Since the launch of Deepseek V3 (a large language model that has served as R1 offspring), users have reported that the model is often called Chatgpt, which suggests that at least certain data produced by Chatgpt have been used to refine V3’s behavior. It would not be the first time that IA researchers have come from Openai: IA experts accused Elon Musk’s XAI of doing something similar with his Grok AI model in December 2023.
And this is not the only problem at hand. In addition to the accusation of the terms of service and tweets of OpenAi employees, Microsoft also launched a investigation into Deepseek after Microsoft security researchers discovered that the Chinese company could have extracted substantial data from Fine training via the Openai API during the fall of 2024, according to Bloomberg.

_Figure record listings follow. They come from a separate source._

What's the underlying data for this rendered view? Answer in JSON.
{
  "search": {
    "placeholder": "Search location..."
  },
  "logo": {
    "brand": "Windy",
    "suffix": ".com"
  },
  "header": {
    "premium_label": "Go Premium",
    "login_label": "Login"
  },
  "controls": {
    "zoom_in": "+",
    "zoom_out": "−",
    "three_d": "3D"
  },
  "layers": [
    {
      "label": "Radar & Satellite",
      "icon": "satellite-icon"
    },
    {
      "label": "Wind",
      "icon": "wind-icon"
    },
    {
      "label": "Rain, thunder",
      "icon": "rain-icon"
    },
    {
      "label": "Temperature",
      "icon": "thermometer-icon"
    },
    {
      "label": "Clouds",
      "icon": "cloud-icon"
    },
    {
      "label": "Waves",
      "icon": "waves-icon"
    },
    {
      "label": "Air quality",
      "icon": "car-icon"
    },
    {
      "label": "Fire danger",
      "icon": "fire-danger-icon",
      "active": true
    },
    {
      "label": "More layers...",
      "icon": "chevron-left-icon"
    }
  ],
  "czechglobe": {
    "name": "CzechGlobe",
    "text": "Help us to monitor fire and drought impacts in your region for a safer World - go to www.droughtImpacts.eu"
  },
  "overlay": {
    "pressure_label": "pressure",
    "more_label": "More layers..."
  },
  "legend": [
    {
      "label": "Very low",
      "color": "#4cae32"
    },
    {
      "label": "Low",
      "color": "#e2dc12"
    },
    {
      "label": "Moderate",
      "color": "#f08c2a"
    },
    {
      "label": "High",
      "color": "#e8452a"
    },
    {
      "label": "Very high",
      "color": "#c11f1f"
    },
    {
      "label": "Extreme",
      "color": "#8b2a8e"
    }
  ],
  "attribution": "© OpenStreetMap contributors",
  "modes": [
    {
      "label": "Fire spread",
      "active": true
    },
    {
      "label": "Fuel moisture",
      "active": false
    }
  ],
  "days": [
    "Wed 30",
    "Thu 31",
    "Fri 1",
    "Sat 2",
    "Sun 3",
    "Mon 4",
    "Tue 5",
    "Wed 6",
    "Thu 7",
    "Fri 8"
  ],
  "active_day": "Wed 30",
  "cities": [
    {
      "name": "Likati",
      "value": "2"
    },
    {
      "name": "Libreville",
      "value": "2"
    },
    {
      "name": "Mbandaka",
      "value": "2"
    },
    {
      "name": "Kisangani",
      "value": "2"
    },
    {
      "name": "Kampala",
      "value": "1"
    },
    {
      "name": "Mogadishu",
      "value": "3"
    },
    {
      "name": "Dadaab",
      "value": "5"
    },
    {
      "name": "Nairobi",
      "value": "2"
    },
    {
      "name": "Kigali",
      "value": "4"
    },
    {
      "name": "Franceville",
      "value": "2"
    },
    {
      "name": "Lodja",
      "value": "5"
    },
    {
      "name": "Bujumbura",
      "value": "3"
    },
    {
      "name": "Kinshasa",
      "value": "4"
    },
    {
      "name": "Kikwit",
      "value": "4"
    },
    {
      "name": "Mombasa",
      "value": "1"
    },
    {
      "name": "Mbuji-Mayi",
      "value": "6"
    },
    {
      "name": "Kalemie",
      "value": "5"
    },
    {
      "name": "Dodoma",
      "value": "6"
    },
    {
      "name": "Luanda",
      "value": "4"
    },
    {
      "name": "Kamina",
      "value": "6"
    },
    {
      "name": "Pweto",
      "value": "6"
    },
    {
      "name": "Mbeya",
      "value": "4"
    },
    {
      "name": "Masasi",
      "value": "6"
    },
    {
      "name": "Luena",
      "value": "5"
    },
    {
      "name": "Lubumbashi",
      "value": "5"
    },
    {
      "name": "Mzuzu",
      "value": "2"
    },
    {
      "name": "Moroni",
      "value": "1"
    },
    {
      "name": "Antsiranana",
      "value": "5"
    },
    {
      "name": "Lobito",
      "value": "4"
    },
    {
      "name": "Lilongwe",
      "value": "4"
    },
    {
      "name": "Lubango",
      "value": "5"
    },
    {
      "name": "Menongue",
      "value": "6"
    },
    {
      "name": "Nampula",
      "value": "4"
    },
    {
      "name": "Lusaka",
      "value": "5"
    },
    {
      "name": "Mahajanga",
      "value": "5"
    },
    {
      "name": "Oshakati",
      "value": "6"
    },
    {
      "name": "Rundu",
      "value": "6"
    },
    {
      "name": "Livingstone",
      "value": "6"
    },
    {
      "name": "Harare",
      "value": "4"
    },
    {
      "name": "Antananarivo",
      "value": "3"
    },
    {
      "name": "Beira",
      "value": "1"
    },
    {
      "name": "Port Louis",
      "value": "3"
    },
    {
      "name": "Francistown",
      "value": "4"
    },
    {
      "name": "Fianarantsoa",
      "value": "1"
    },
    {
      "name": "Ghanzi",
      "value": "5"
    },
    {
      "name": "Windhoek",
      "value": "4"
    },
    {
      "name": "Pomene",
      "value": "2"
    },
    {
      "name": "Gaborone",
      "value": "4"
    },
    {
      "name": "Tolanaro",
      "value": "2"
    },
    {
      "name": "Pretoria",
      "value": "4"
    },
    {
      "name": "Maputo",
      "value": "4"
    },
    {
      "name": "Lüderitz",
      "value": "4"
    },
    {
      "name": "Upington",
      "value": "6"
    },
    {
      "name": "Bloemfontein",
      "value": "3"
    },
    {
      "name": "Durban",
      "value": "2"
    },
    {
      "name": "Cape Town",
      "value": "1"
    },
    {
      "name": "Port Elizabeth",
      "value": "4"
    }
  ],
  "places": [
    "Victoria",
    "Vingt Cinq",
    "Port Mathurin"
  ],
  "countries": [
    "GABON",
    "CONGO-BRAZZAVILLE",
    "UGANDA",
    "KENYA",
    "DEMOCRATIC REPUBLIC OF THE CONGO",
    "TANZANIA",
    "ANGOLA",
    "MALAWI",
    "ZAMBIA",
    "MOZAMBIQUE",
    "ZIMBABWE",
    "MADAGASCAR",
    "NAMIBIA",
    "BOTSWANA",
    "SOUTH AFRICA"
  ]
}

Despite the controversies, the CEO of Openai, Sam Altman, praised the additional Deepseek competition earlier this week. Monday, Altman tweeted: “Deepseek R1 is an impressive model, especially around what they are able to deliver for the price. We will obviously provide much better models and it is also legitimate invigorating to have a new competitor !
In response to R1 climb, Openai should release O3-Mini via Chatgpt from the day later.